Margaret Hu releases leading casebook on AI and law
The following story originally appeared on the W&M Law School website. – Ed.
Margaret Hu, the Davison M. Douglas Professor of Law at William & Mary Law School, has published “AI Law and Policy,” a casebook exploring legal issues surrounding artificial intelligence. Released by Aspen Publishing, the 1,110-page book quickly became the #1 best-selling new release in Amazon’s “Internet and Computer Law” category.
The casebook, now adopted in law school courses, provides a survey of law and policy challenges introduced by artificial intelligence (AI) and other emerging technologies. It features primary legal materials across domains such as data privacy, cybersecurity and national security.

According to Aspen Publishing, the approach “offers key primary source materials that tell a story: why the history of AI law and policy at the nascent stages is coterminous with how we should struggle with the project of AI law and policy over its longer trajectory.”
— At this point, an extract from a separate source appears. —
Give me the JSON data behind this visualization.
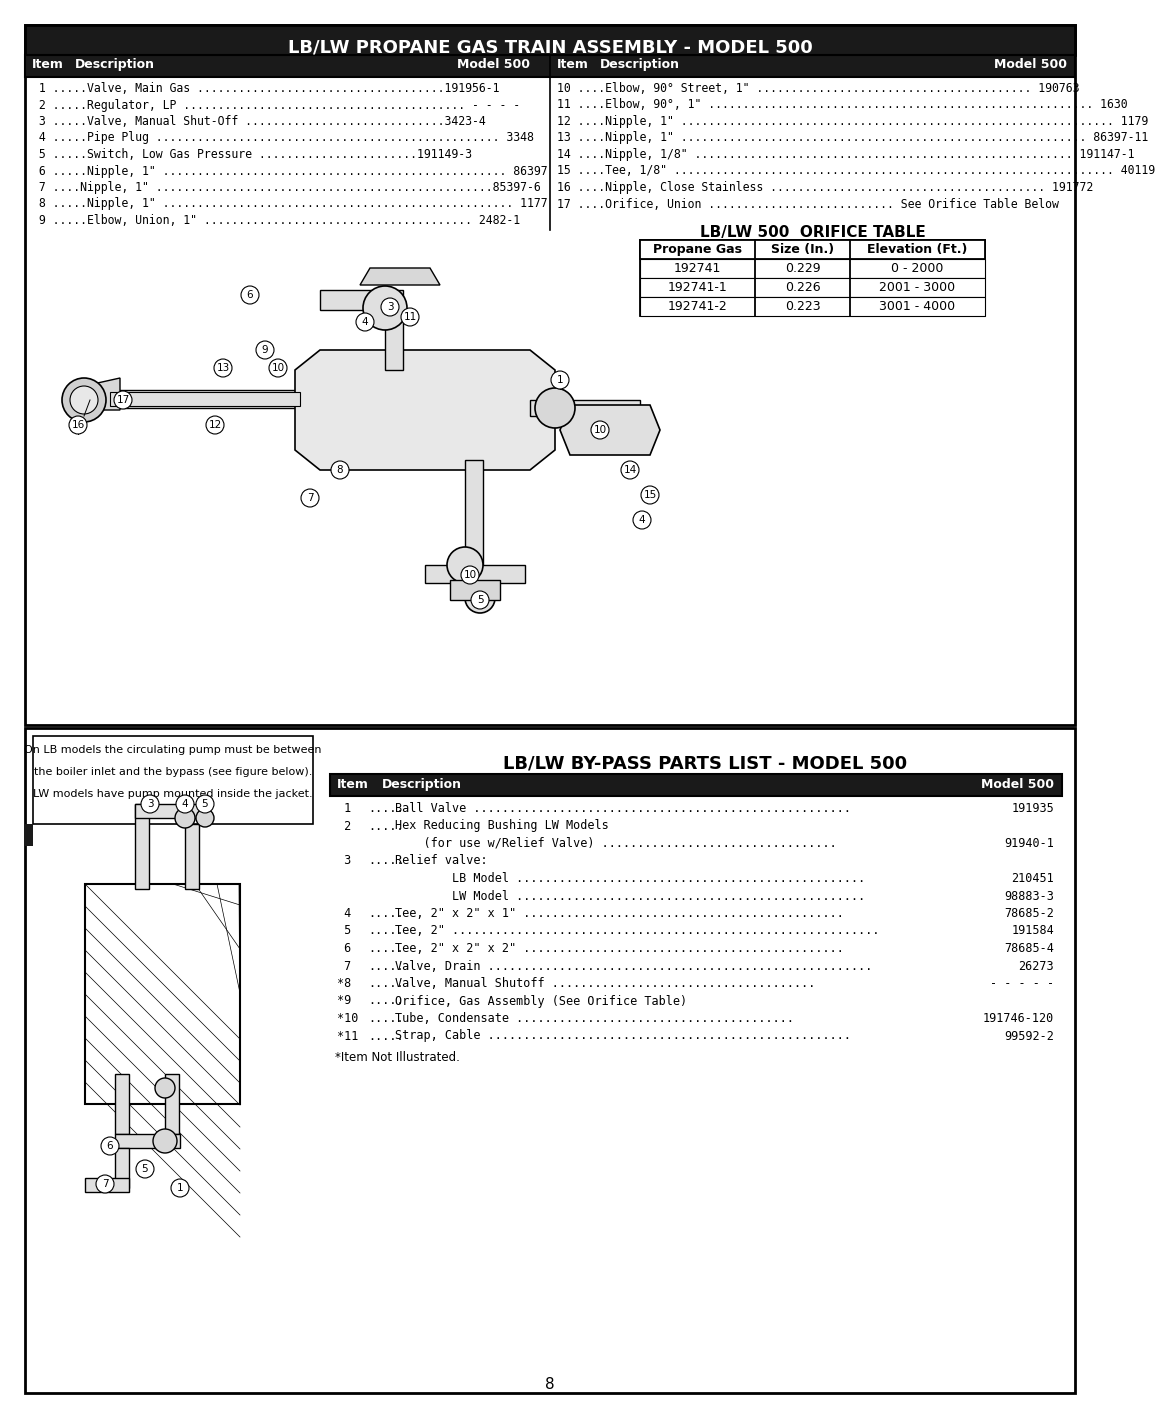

Hu, a former DOJ policy counsel, drew on years of research and government experience to develop the text. She has testified before Congress on AI regulation and directs the Digital Democracy Lab at William & Mary. She is also a research affiliate with the Institute for Computational and Data Sciences at Penn State University, and faculty affiliate with the Global Research Institute at William & Mary and William & Mary’s new school of Computing, Data Sciences & Physics. Her research interests include the intersection of AI and national security, cybersurveillance and civil rights.
“AI Law and Policy” is available in hardback and digital formats via Aspen Publishing and Amazon.